The priority-general unsecured distinction matters a lot in an “asset” Chapter 7 case. That’s because the trustee pays debts out of the collected and liquidated non-exempt assets. The trustee pays priority debts in full before paying anything to general unsecured debts. Often that means that priority debts are the only ones that receive any funds from the trustee. Or priority debts may be paid in full while general unsecured debts only receive a few pennies on the dollar.

Even though a business cannot file a Chapter 13, the priority-general unsecured distinction also matters a lot in all Chapter 13 “adjustment of debts” cases. A 3-to-5-year court-approved Chapter 13 payment plan must pay all priority debts in full. In contrast, the plan usually pays general unsecured debts only if and only to the extent there’s any money left over after paying all priority (and often secured) debts first. The result is that priority debts stand a much better chance of getting paid. In contrast, general unsecured debts often receive only a small portion of the amount owed, and sometimes absolutely nothing. (This also largely applies to Chapter 11 business reorganizations and Chapter 12 farm reorganizations.)

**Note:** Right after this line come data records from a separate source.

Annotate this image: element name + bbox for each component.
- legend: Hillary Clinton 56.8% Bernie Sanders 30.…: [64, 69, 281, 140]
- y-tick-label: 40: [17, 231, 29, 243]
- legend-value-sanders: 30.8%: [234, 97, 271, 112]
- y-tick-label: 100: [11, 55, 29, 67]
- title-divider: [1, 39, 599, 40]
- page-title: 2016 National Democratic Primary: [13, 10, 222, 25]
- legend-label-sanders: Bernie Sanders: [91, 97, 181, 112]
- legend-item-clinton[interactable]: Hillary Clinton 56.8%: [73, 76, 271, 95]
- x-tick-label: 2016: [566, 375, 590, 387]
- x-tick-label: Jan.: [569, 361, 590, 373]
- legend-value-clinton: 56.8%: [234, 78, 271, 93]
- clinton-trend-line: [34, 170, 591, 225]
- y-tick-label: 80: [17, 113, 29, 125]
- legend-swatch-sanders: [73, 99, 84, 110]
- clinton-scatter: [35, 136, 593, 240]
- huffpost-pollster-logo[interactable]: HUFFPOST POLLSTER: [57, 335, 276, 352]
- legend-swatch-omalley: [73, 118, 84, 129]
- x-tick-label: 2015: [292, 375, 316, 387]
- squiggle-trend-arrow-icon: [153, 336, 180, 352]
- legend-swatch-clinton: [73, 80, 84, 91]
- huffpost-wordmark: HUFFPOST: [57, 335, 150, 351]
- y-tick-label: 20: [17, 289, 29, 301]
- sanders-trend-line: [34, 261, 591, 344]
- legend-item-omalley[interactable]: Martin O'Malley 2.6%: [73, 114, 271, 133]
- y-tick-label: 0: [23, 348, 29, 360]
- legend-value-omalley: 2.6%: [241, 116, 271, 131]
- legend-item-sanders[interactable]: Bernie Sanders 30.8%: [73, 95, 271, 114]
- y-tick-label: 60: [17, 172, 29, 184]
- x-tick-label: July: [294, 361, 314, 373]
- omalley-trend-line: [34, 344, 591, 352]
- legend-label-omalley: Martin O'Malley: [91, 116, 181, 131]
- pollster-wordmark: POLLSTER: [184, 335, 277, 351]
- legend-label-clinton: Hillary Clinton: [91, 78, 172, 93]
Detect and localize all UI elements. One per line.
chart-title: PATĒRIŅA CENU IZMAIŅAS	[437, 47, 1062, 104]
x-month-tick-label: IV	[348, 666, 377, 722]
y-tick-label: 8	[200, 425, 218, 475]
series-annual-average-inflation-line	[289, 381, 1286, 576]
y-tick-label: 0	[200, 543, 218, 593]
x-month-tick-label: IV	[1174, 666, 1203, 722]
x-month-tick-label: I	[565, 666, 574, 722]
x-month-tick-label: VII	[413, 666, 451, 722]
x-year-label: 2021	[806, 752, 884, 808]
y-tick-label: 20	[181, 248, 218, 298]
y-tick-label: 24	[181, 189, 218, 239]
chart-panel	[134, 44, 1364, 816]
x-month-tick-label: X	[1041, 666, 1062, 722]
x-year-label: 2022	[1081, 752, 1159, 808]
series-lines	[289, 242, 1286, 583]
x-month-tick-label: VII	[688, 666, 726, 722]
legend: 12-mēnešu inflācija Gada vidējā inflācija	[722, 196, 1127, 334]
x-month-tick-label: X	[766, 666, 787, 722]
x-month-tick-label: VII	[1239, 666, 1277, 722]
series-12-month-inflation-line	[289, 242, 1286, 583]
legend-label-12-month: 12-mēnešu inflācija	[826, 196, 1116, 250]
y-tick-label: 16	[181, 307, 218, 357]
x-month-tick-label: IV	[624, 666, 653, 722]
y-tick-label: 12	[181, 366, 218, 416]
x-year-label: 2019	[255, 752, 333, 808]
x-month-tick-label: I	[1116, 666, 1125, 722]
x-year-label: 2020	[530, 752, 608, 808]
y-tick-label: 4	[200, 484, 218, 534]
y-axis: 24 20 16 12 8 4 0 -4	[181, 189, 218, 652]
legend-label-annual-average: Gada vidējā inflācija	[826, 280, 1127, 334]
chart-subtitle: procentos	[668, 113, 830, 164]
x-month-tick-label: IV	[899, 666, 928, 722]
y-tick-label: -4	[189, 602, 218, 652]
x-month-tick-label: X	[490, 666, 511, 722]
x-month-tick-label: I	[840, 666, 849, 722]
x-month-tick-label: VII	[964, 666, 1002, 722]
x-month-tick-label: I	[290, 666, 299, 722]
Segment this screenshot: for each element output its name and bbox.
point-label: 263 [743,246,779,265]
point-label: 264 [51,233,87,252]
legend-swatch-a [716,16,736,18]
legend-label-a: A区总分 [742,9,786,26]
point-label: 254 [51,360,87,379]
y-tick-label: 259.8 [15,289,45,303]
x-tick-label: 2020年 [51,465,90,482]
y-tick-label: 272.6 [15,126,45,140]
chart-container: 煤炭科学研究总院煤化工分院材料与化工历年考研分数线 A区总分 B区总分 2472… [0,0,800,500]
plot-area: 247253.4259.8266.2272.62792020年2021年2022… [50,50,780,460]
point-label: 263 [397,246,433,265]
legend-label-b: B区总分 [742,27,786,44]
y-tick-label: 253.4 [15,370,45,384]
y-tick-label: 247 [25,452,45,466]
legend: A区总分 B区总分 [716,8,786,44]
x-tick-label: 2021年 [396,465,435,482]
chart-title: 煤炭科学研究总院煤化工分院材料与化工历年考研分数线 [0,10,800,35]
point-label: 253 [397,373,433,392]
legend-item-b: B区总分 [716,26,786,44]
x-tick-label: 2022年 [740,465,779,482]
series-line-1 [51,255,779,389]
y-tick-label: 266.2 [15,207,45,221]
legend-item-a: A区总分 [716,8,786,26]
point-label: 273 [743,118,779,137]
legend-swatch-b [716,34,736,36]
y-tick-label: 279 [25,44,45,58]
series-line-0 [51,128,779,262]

So under “asset” Chapter 7s and all Chapter 13s, whether a wage, etc. meets the priority conditions or not usually makes a tremendous difference about whether and the extent to which it is paid.

Order of Priority

There’s one more important consideration in whether a wage, etc. gets paid and to what extent. The law doesn’t just make a distinction between priority and general unsecured debts. Some priority debts have higher priority than others. The higher priority debts receive payment in full before the lower priority ones receive anything.

This doesn’t matter so much under Chapter 13, in which you must pay all priority debts in full. Nor does it matter in an asset Chapter 7 case in which there’s plenty of money to pay all priority debts. But it does matter in an asset Chapter 7 case in which there are more than one type of priority debts, and there’s only enough money to pay some of them.

Wage priority is fourth out of the ten listed priority debts. Some of these ten are obscure ones that seldom apply. Focusing on the most common ones, the wage priority is lower than the child and spousal support debts but higher than income taxes.